Posted by: Kimberly/Mom in the City on Jul 24, 2008 9:04:13 AM

Thanks for continuing the conversation. As a person who walks both paths - journalist and blogger - your insights are especially appreciated. Accountability to a 3rd party is a different mindset .. especially a news outlet.

Posted by: Toby on Jul 24, 2008 10:45:34 AM

Toby, thanks for this survey and for sharing the results!


Posted by: Anita Campbell on Jul 24, 2008 11:21:06 AM

Toby, this is absolutely fascinating! I love reading the variety of responses and perspectives. What a learning opportunity. Thank you.

Posted by: C.B. Whittemore on Jul 25, 2008 12:51:01 PM

Toby, this is absolutely fascinating! I love reading the variety of responses and perspectives. What a learning opportunity. Thank you.

Posted by: C.B. Whittemore on Jul 25, 2008 12:53:25 PM

Toby, this is great that you are sharing these results. I look forward to reading more. And by the way, Erin K Vest's blog is the Queen of Spain. :-)

Posted by: Kami Huyse on Jul 25, 2008 1:51:15 PM

@Anita,@CB @Kami - appreciate your kind words; the more we can learn together the better the social media industry will be for us all.

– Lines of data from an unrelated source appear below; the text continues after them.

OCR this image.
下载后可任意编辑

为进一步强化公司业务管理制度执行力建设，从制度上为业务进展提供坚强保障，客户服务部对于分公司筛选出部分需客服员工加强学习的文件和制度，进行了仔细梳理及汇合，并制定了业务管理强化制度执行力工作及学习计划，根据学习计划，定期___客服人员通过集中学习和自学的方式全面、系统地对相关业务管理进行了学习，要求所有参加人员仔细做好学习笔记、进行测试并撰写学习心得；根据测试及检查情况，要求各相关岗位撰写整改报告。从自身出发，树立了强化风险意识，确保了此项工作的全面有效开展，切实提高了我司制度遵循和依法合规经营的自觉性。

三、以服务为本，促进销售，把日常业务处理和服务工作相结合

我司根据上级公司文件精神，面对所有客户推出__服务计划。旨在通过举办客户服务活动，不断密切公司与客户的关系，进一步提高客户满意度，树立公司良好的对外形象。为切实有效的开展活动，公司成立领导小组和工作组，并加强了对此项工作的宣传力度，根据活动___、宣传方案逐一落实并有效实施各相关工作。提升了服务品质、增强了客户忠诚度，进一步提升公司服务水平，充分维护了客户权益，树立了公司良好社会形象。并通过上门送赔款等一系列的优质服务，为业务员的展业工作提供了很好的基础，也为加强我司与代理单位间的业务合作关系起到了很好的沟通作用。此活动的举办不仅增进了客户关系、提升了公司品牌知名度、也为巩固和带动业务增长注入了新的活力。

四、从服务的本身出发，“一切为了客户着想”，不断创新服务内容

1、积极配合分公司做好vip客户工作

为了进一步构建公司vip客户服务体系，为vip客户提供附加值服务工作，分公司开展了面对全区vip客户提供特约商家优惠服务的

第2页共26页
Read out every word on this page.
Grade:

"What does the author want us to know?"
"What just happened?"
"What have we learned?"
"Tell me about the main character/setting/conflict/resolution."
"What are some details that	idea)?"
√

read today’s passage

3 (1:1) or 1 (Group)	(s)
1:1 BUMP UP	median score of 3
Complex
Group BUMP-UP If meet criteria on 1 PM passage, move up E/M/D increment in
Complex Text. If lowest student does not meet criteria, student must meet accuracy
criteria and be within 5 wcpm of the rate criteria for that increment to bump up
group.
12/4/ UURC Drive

@Kami - thanks for the catch. updated!

Posted by: Toby on Jul 25, 2008 7:14:50 PM

Thanks for conducting this survey and sharing the results. It gives me a lot to think about, not about my own blog but about the blog world, in general and where it is headed.

Posted by: Liz on Jul 28, 2008 1:45:00 PM

Thanks for conducting this survey and sharing the results. It gives me a lot to think about, not about my own blog but about the blog world, in general and where it is headed.

Posted by: Liz on Jul 28, 2008 1:46:00 PM

This servey will help for bloggers world.


Posted by: zener on Jul 29, 2008 2:45:55 AM

What's interesting to me, Toby, is Drew's comment that "we are influencers"-- perhaps more than most journalists. What bloggers are able to do that journalists are not (so easily) is reach a speciality audience. Our words do not fall on as many deaf ears.